メインコンテンツへスキップ

Configure Pre-Deployment Groundedness Evaluations

Implementation Effort: Medium – Requires configuring evaluation pipelines in Azure AI Foundry, defining evaluation datasets, selecting metrics, and establishing pass/fail thresholds for agent quality gates.
User Impact: Low – Evaluations run against agent endpoints in testing environments; end users are not affected.

Overview

Azure AI Foundry provides an evaluation framework that measures AI model and agent output quality across multiple dimensions, including groundedness (whether responses are supported by provided source data), relevance (whether responses address the user's question), coherence (whether responses are logically structured), and fluency (whether responses are well-written). Configuring these evaluations establishes a pre-deployment quality gate that verifies agents produce outputs meeting the organization's standards before they reach production users.
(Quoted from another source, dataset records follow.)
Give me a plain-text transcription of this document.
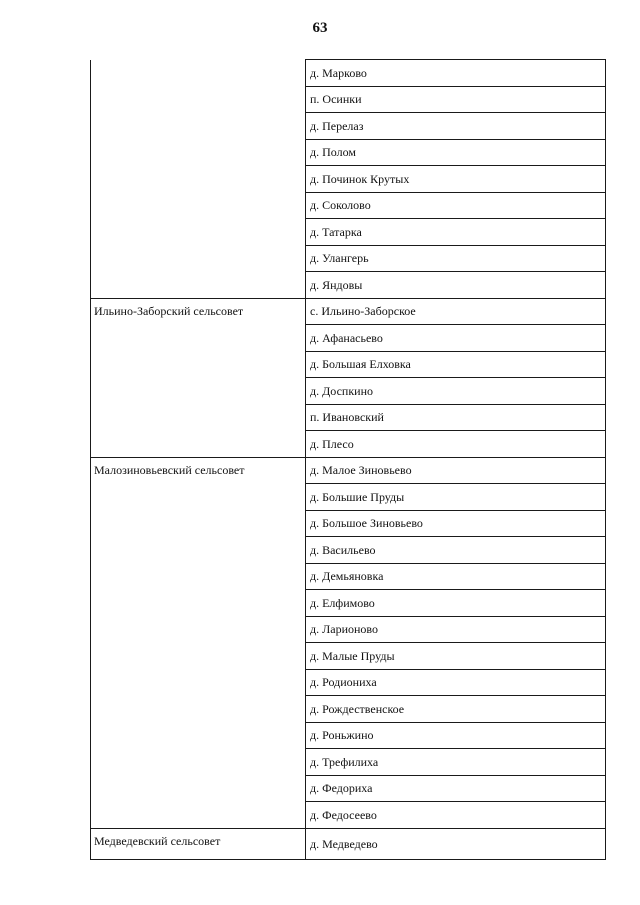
63
	д. Марково
	п. Осинки
	д. Перелаз
	д. Полом
	д. Починок Крутых
	д. Соколово
	д. Татарка
	д. Улангерь
	д. Яндовы
Ильино-Заборский сельсовет	с. Ильино-Заборское
	д. Афанасьево
	д. Большая Елховка
	д. Доспкино
	п. Ивановский
	д. Плесо
Малозиновьевский сельсовет	д. Малое Зиновьево
	д. Большие Пруды
	д. Большое Зиновьево
	д. Васильево
	д. Демьяновка
	д. Елфимово
	д. Ларионово
	д. Малые Пруды
	д. Родиониха
	д. Рождественское
	д. Роньжино
	д. Трефилиха
	д. Федориха
	д. Федосеево
Медведевский сельсовет	д. Медведево
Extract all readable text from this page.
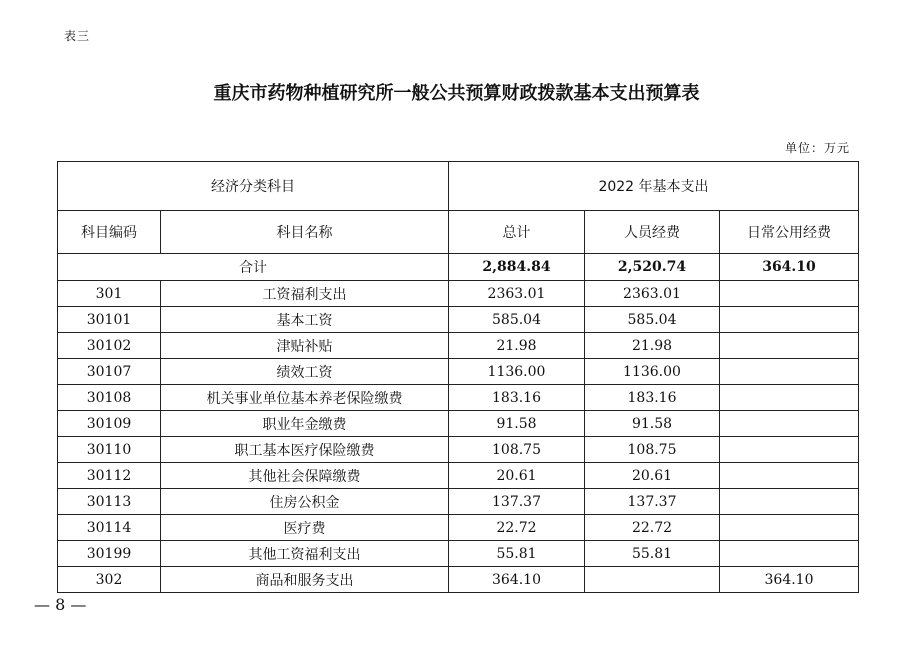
表三
重庆市药物种植研究所一般公共预算财政拨款基本支出预算表
单位：万元
经济分类科目		2022 年基本支出		
科目编码	科目名称	总计	人员经费	日常公用经费
合计		2,884.84	2,520.74	364.10
301	工资福利支出	2363.01	2363.01	
30101	基本工资	585.04	585.04	
30102	津贴补贴	21.98	21.98	
30107	绩效工资	1136.00	1136.00	
30108	机关事业单位基本养老保险缴费	183.16	183.16	
30109	职业年金缴费	91.58	91.58	
30110	职工基本医疗保险缴费	108.75	108.75	
30112	其他社会保障缴费	20.61	20.61	
30113	住房公积金	137.37	137.37	
30114	医疗费	22.72	22.72	
30199	其他工资福利支出	55.81	55.81	
302	商品和服务支出	364.10		364.10
— 8 —
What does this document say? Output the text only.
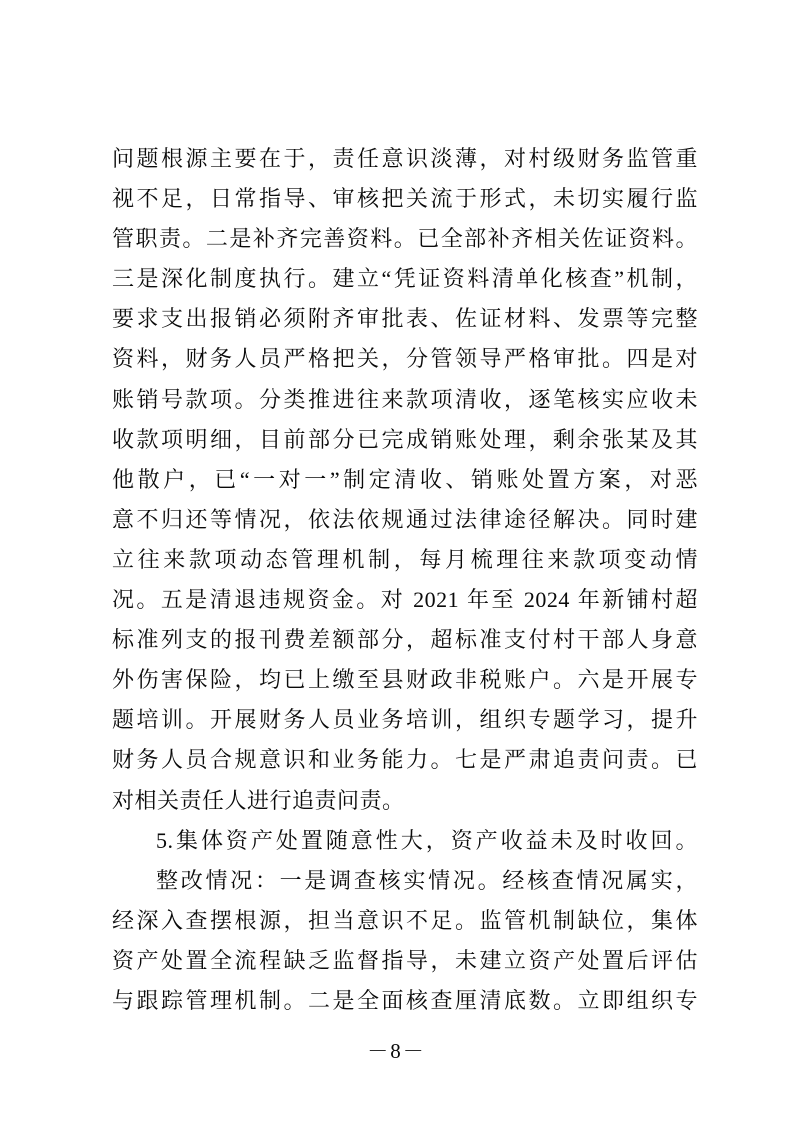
问题根源主要在于，责任意识淡薄，对村级财务监管重
视不足，日常指导、审核把关流于形式，未切实履行监
管职责。二是补齐完善资料。已全部补齐相关佐证资料。
三是深化制度执行。建立“凭证资料清单化核查”机制，
要求支出报销必须附齐审批表、佐证材料、发票等完整
资料，财务人员严格把关，分管领导严格审批。四是对
账销号款项。分类推进往来款项清收，逐笔核实应收未
收款项明细，目前部分已完成销账处理，剩余张某及其
他散户，已“一对一”制定清收、销账处置方案，对恶
意不归还等情况，依法依规通过法律途径解决。同时建
立往来款项动态管理机制，每月梳理往来款项变动情
况。五是清退违规资金。对 2021 年至 2024 年新铺村超
标准列支的报刊费差额部分，超标准支付村干部人身意
外伤害保险，均已上缴至县财政非税账户。六是开展专
题培训。开展财务人员业务培训，组织专题学习，提升
财务人员合规意识和业务能力。七是严肃追责问责。已
对相关责任人进行追责问责。
5.集体资产处置随意性大，资产收益未及时收回。
整改情况：一是调查核实情况。经核查情况属实，
经深入查摆根源，担当意识不足。监管机制缺位，集体
资产处置全流程缺乏监督指导，未建立资产处置后评估
与跟踪管理机制。二是全面核查厘清底数。立即组织专
－8－
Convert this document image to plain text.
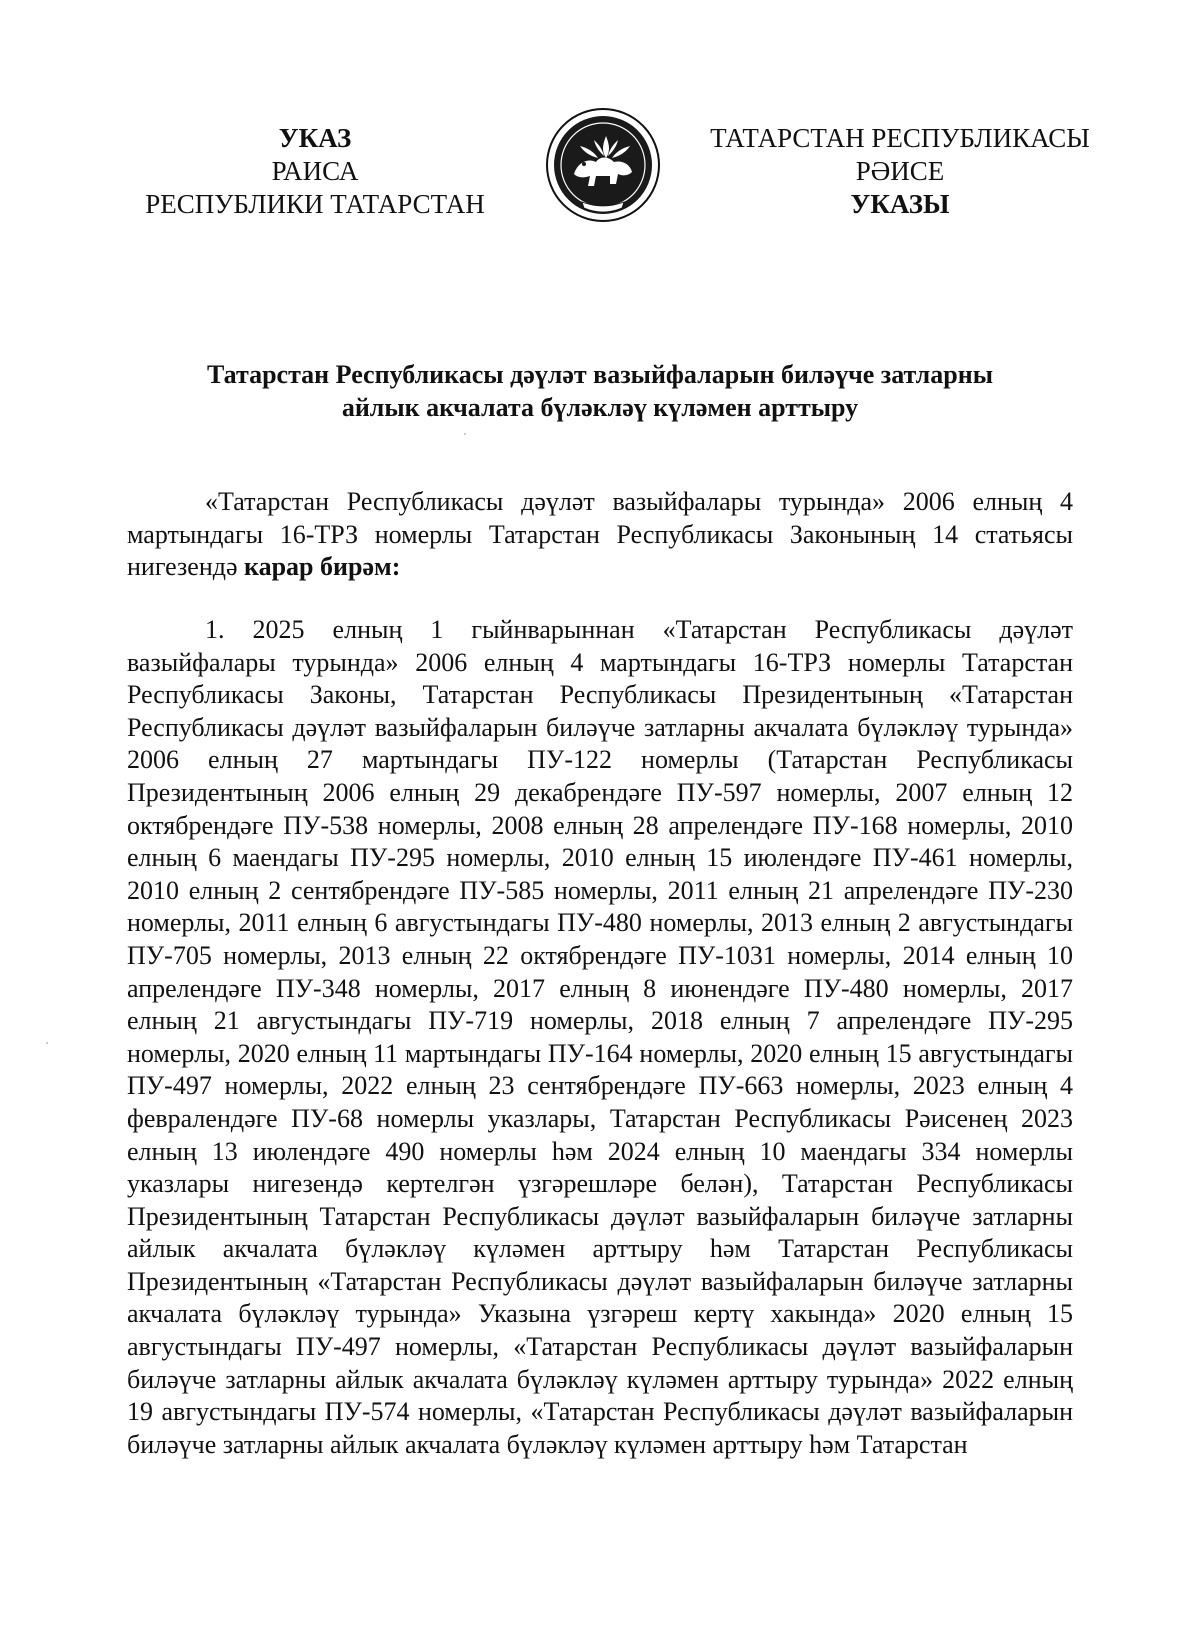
УКАЗ
РАИСА
РЕСПУБЛИКИ ТАТАРСТАН
ТАТАРСТАН РЕСПУБЛИКАСЫ
РӘИСЕ
УКАЗЫ
Татарстан Республикасы дәүләт вазыйфаларын биләүче затларны
айлык акчалата бүләкләү күләмен арттыру

«Татарстан Республикасы дәүләт вазыйфалары турында» 2006 елның 4 мартындагы 16-ТРЗ номерлы Татарстан Республикасы Законының 14 статьясы нигезендә карар бирәм:

1. 2025 елның 1 гыйнварыннан «Татарстан Республикасы дәүләт вазыйфалары турында» 2006 елның 4 мартындагы 16-ТРЗ номерлы Татарстан Республикасы Законы, Татарстан Республикасы Президентының «Татарстан Республикасы дәүләт вазыйфаларын биләүче затларны акчалата бүләкләү турында» 2006 елның 27 мартындагы ПУ-122 номерлы (Татарстан Республикасы Президентының 2006 елның 29 декабрендәге ПУ-597 номерлы, 2007 елның 12 октябрендәге ПУ-538 номерлы, 2008 елның 28 апрелендәге ПУ-168 номерлы, 2010 елның 6 маендагы ПУ-295 номерлы, 2010 елның 15 июлендәге ПУ-461 номерлы, 2010 елның 2 сентябрендәге ПУ-585 номерлы, 2011 елның 21 апрелендәге ПУ-230 номерлы, 2011 елның 6 августындагы ПУ-480 номерлы, 2013 елның 2 августындагы ПУ-705 номерлы, 2013 елның 22 октябрендәге ПУ-1031 номерлы, 2014 елның 10 апрелендәге ПУ-348 номерлы, 2017 елның 8 июнендәге ПУ-480 номерлы, 2017 елның 21 августындагы ПУ-719 номерлы, 2018 елның 7 апрелендәге ПУ-295 номерлы, 2020 елның 11 мартындагы ПУ-164 номерлы, 2020 елның 15 августындагы ПУ-497 номерлы, 2022 елның 23 сентябрендәге ПУ-663 номерлы, 2023 елның 4 февралендәге ПУ-68 номерлы указлары, Татарстан Республикасы Рәисенең 2023 елның 13 июлендәге 490 номерлы һәм 2024 елның 10 маендагы 334 номерлы указлары нигезендә кертелгән үзгәрешләре белән), Татарстан Республикасы Президентының Татарстан Республикасы дәүләт вазыйфаларын биләүче затларны айлык акчалата бүләкләү күләмен арттыру һәм Татарстан Республикасы Президентының «Татарстан Республикасы дәүләт вазыйфаларын биләүче затларны акчалата бүләкләү турында» Указына үзгәреш кертү хакында» 2020 елның 15 августындагы ПУ-497 номерлы, «Татарстан Республикасы дәүләт вазыйфаларын биләүче затларны айлык акчалата бүләкләү күләмен арттыру турында» 2022 елның 19 августындагы ПУ-574 номерлы, «Татарстан Республикасы дәүләт вазыйфаларын биләүче затларны айлык акчалата бүләкләү күләмен арттыру һәм Татарстан
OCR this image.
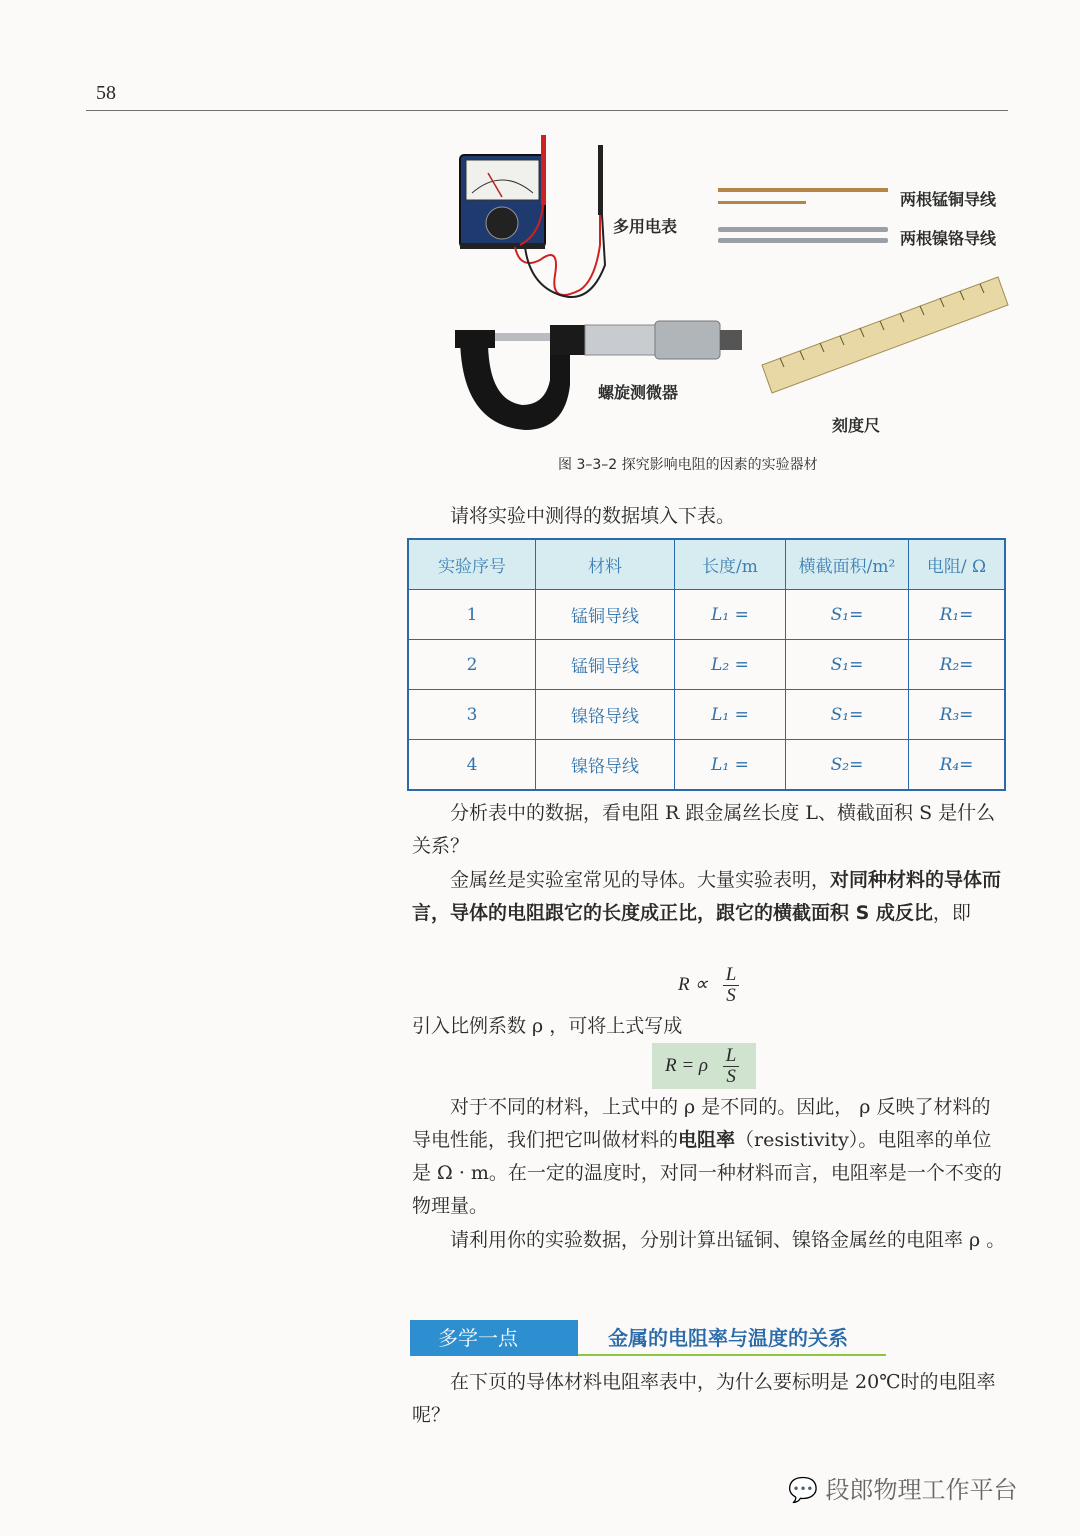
58
多用电表
两根锰铜导线
两根镍铬导线
螺旋测微器
刻度尺
图 3–3–2 探究影响电阻的因素的实验器材
请将实验中测得的数据填入下表。
实验序号	材料	长度/m	横截面积/m²	电阻/ Ω
1	锰铜导线	L₁ =	S₁=	R₁=
2	锰铜导线	L₂ =	S₁=	R₂=
3	镍铬导线	L₁ =	S₁=	R₃=
4	镍铬导线	L₁ =	S₂=	R₄=
分析表中的数据，看电阻 R 跟金属丝长度 L、横截面积 S 是什么关系？
金属丝是实验室常见的导体。大量实验表明，对同种材料的导体而言，导体的电阻跟它的长度成正比，跟它的横截面积 S 成反比，即
$R \propto \frac{L}{S}$
引入比例系数 ρ ，可将上式写成
R = ρ $\frac{L}{S}$
对于不同的材料，上式中的 ρ 是不同的。因此， ρ 反映了材料的导电性能，我们把它叫做材料的电阻率（resistivity）。电阻率的单位是 Ω · m。在一定的温度时，对同一种材料而言，电阻率是一个不变的物理量。
请利用你的实验数据，分别计算出锰铜、镍铬金属丝的电阻率 ρ 。
多学一点	金属的电阻率与温度的关系
在下页的导体材料电阻率表中，为什么要标明是 20℃时的电阻率呢？
💬 段郎物理工作平台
This evaluation step is distinct from runtime groundedness detection. Runtime groundedness detection (via the Azure AI Content Safety API) operates in production, evaluating and optionally correcting individual responses as they are generated. Pre-deployment evaluations operate in the development and testing lifecycle, running the agent against a curated dataset of test inputs and systematically measuring output quality across hundreds or thousands of test cases. The purpose is different — runtime detection is a safety net that catches individual failures in production, while pre-deployment evaluation is a quality gate that measures whether the agent's overall output quality meets the bar for production deployment.

The evaluation framework uses both built-in metrics and AI-assisted metrics. Built-in metrics provide deterministic measurements such as exact match, F1 score, and BLEU score. AI-assisted metrics use a language model as a judge to evaluate subjective quality dimensions like groundedness and relevance, producing scores that approximate human evaluation at scale. Organizations should configure evaluation pipelines that run automatically when agents are updated, producing quality scorecards that development teams and security reviewers can use to decide whether an agent is ready for production.

This task supports Verify Explicitly by requiring evidence-based quality assessment before production deployment, rather than relying on developer judgment about output quality. It supports Assume Breach in the data quality context — if an agent's grounding data is poisoned or corrupted, evaluation against a known-good test dataset can detect the degradation because the agent's outputs will diverge from expected answers. Organizations that do not configure quality evaluations deploy agents without systematic measurement of output quality, discovering problems when end users report incorrect or nonsensical responses rather than during controlled testing.